A while back, I wrote:
It seems to me that history has a direction. For some good things to happen other good things needed to happen first. The transistor had to be invented before the computer could be (well pretty much). I want good things to happen sooner so the other good things that depend on those first good things might happens sooner so that those things can lay the ground work for subsequent good things and, well, you get the picture…
(by the way, its exceedingly cool to quote myself)
and I still believe that. John Quiggin argues that we only have time preferences because we’re afraid to die. An excruciatingly perceptive commentator wrote:
I think John’s substantive point regarding time preferences is that marginal benefits are discounted over time at the individual level because individuals fear they may die before they can consume in the future, but this reasoning doesn’t follow for the everlasting society, thus society shouldn’t have time preferences.
But we should think carefully about what we mean buy ‘consume’. What is the thing that’s providing us the marginal benefits, today and tomorrow? What is the thing that we’d be giving up today in exchange for it in the future?
That I value the marginal benefit of eating today higher than my marginal benefit from eating tomorrow (i.e. I’ve discounted my marginal benefit) seems to follow from my fear of death in the next 24 hours. I might not get the chance to eat tomorrow.
That I value the marginal benefits of ‘consuming’ new knowledge today, on the other hand, doesn’t follow from my fear of death. Knowing something today means I can know more things tomorrow. I have a time preference for learning today versus tomorrow because my consumption of learning today determines my consumption of learning tomorrow.
(The assumption of time separability has precluded my example, but it shouldn’t preclude it from the discussion… We, society, do and should have time preferences independent of our individual fears of death.)

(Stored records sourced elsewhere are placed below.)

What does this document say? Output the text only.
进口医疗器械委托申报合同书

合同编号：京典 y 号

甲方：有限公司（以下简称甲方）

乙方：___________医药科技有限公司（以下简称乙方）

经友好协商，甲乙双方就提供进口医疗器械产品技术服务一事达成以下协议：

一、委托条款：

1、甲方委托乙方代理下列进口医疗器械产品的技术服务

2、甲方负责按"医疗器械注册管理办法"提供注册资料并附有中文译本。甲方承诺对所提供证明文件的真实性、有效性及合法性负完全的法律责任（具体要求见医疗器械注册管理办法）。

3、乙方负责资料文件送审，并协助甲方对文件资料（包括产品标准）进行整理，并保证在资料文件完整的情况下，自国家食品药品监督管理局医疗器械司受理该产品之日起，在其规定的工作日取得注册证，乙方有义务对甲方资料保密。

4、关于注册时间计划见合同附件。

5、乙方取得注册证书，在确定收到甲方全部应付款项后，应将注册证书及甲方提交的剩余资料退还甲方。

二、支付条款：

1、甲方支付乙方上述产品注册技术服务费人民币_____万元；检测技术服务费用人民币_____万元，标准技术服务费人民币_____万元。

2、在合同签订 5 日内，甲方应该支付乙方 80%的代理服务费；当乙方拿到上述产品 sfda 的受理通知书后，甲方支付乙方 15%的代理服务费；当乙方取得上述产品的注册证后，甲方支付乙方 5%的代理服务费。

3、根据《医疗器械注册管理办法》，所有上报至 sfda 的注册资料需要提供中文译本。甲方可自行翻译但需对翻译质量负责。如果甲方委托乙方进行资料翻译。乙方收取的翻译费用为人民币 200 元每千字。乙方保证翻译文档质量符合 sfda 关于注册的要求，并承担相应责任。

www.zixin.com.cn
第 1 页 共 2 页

That bit about time separability needs explanation. In the models Quiggin uses, and most economist use, to get a grip on these ideas he assumes benefits in each period are conferred by consumption in that period and only in that period. So your happiness today only depends on your consumption today.

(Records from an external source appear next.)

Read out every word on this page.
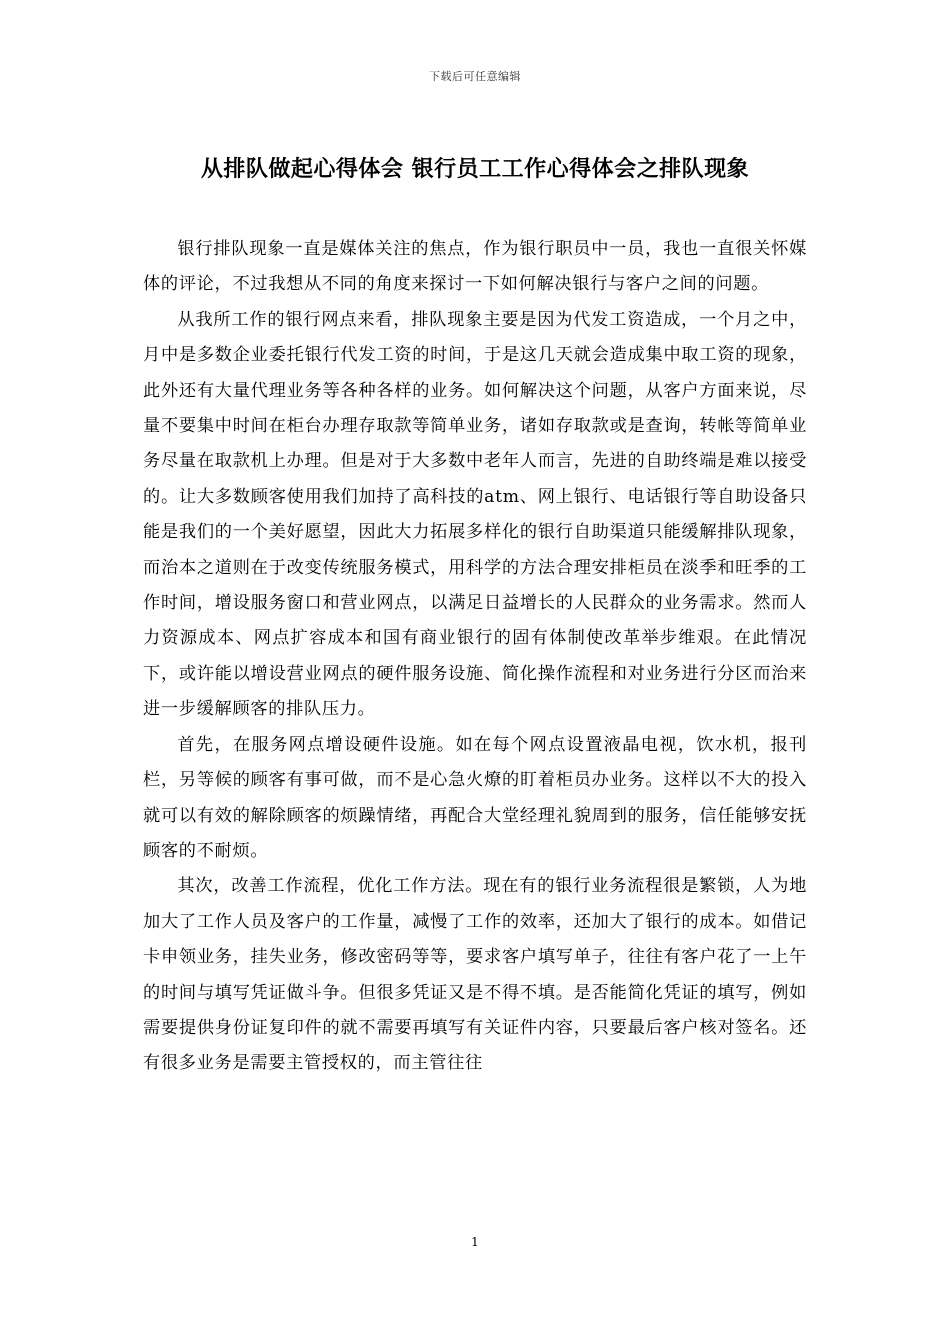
下载后可任意编辑
从排队做起心得体会 银行员工工作心得体会之排队现象

银行排队现象一直是媒体关注的焦点，作为银行职员中一员，我也一直很关怀媒体的评论，不过我想从不同的角度来探讨一下如何解决银行与客户之间的问题。

从我所工作的银行网点来看，排队现象主要是因为代发工资造成，一个月之中，月中是多数企业委托银行代发工资的时间，于是这几天就会造成集中取工资的现象，此外还有大量代理业务等各种各样的业务。如何解决这个问题，从客户方面来说，尽量不要集中时间在柜台办理存取款等简单业务，诸如存取款或是查询，转帐等简单业务尽量在取款机上办理。但是对于大多数中老年人而言，先进的自助终端是难以接受的。让大多数顾客使用我们加持了高科技的atm、网上银行、电话银行等自助设备只能是我们的一个美好愿望，因此大力拓展多样化的银行自助渠道只能缓解排队现象，而治本之道则在于改变传统服务模式，用科学的方法合理安排柜员在淡季和旺季的工作时间，增设服务窗口和营业网点，以满足日益增长的人民群众的业务需求。然而人力资源成本、网点扩容成本和国有商业银行的固有体制使改革举步维艰。在此情况下，或许能以增设营业网点的硬件服务设施、简化操作流程和对业务进行分区而治来进一步缓解顾客的排队压力。

首先，在服务网点增设硬件设施。如在每个网点设置液晶电视，饮水机，报刊栏，另等候的顾客有事可做，而不是心急火燎的盯着柜员办业务。这样以不大的投入就可以有效的解除顾客的烦躁情绪，再配合大堂经理礼貌周到的服务，信任能够安抚顾客的不耐烦。

其次，改善工作流程，优化工作方法。现在有的银行业务流程很是繁锁，人为地加大了工作人员及客户的工作量，减慢了工作的效率，还加大了银行的成本。如借记卡申领业务，挂失业务，修改密码等等，要求客户填写单子，往往有客户花了一上午的时间与填写凭证做斗争。但很多凭证又是不得不填。是否能简化凭证的填写，例如需要提供身份证复印件的就不需要再填写有关证件内容，只要最后客户核对签名。还有很多业务是需要主管授权的，而主管往往

1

This is a great assumption for two reasons. First, it seems true for most of the things we think about when we think about consumption. It seems right that me eating an apply today has little bearing on the happiness I’ll get tomorrow from eating a banana.
Secondly and perhaps more importantly for us that hate algebra, this assumption greatly simplifies the models we have to deal with.
But there’s lots of “consumption” that we do that does depend on how much was consumed in the past. That I learned stuff today means I can learn even more stuff tomorrow. That the PC was invented in the 70’s meant the internet could flourish in the 90’s. That DNA was mapped in the 90’s means great genetic drugs will be invented in the next couple decades.
It might be weird to think of these things as consumption, but in our models that’s what they’d be.
Who doesn’t have a preference for these things to happen sooner? Does that preference have anything to do with our impending demise? I don’t think so.
In any case, to relate this to the discussion of discount rates… I think the discount rate might be a sort of fudge factor in the models were we assume time separability. If we were better at algebra, we’d directly model the positive effect consumption today has on consumption in the future. Our simple models, however, don’t do this and they undervalue consumption today.
Because we’re not so good at the algebra, we discount future consumption to make up for this modeling error.